MS and Intel are centred around an absolute stranglehold of the market, held by Windows and Office. Nothing touches or threatens that hold - it has remained almost constant for nearly 2 decades. Even OpenOffice (that can be obtained for free) can't make a dent in Office. MS could keep tweaking and releasing the same products for decades without breaking a sweat.
The reason is simple - most people have a natural tendency to follow the herd (i.e. what is perceived to be the predominant group) and aren't inclined to step outside their comfort zone. I have to laugh when the people in the 95% group using Windows scoff at the 5% using Macs as 'sheep'. Most will change only if the alternative is 100% compatible with what they have, and substantially looks and feels the same. Apple finally realised that was impossible and gave up competing with Wintel - it targets a certain segment of the market and gave up caring about the rest.
It has been a vital strategy shift - Apple would have gone under if they had continued to go head-to-head with Wintel. Linux and OpenOffice carry on that struggle, but it's clearly a doomed effort. Ironically, Wintel's greatest enemy is itself. If they try to ape Apple's strategy, the changes may become so great that users find the new offerings just as scary as shifting to another platform. I can't help wondering if the desperation that is written all over the 'Windows 8' proposals will do exactly that.
I for one always argued office was hugely undervalued. When mac fans used to go on about the superiority of the Mac OS (and i am now a user of OSX myself) i used to point out how, though Windows provided a vital foundational layer, the greatest stand out successful product wasn't Windows but Office. For years it wasn't just more powerful, but offered by far the most innovative user experience (MS for example, really made autocorrect work in a way Mac software still struggles to match).

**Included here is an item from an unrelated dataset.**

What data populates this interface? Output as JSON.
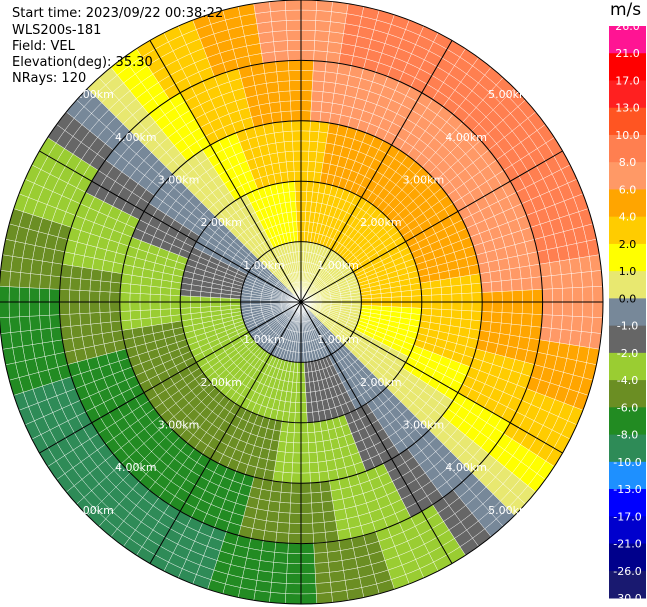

But they are being outflanked. I think the most important trend has been away from long document production. Now business is, far more than before, conducted with small bites of information sent by email and instant messaging. There are far fewer long documents in day to day business transactions (at least it seems that way to me). I used to worry about office compatibilty far more than I do today. It just seems to me I am getting fewer and fewer documents with sophisticated formatting that require office. I'm being somewhat facetious saying this but sometimes it does seem like the only thing keeping MS ahead with office is pivot table capabilities of Excel. In the networked world the iPad really isn't so far off being a viable business device for many (though, of course, by no means all) classes of office work.
Gamers have to use Windows. People forget that the reason for this is that Microsoft abandoned GL and OpenGL and used a closed system DirectX. This has always been MS tactic. Apple is a lot more open since they use industrial standers like HTML5, OpenGL, H264, Darwin open source kernel and so on.
MS makes their most profits from Office. The problem here is that large companies have to pay for stuff from Microsoft that they don't want. Large companies can't count every single licence for Windows/Office and so on, so they use a Select agreement with Microsoft. Lets say your company want 10K Windows licenses. 5K Office licenses.
No. You cant do that. Select force you to buy licenses to Windows/Office/exchange/server and all other crap.
The point being: Companies that have windows license are often forced to get Office license. Ericsson used Star Office (later morphed into Open Office), when Ericsson signed a Select agreement in late 1990 so where they forced to dump StarOffice/Netscape and so on. That is how MS compete.
Today you can get an Ipad + Iworks for the same price as Office. Let's hope this open some companies eyes.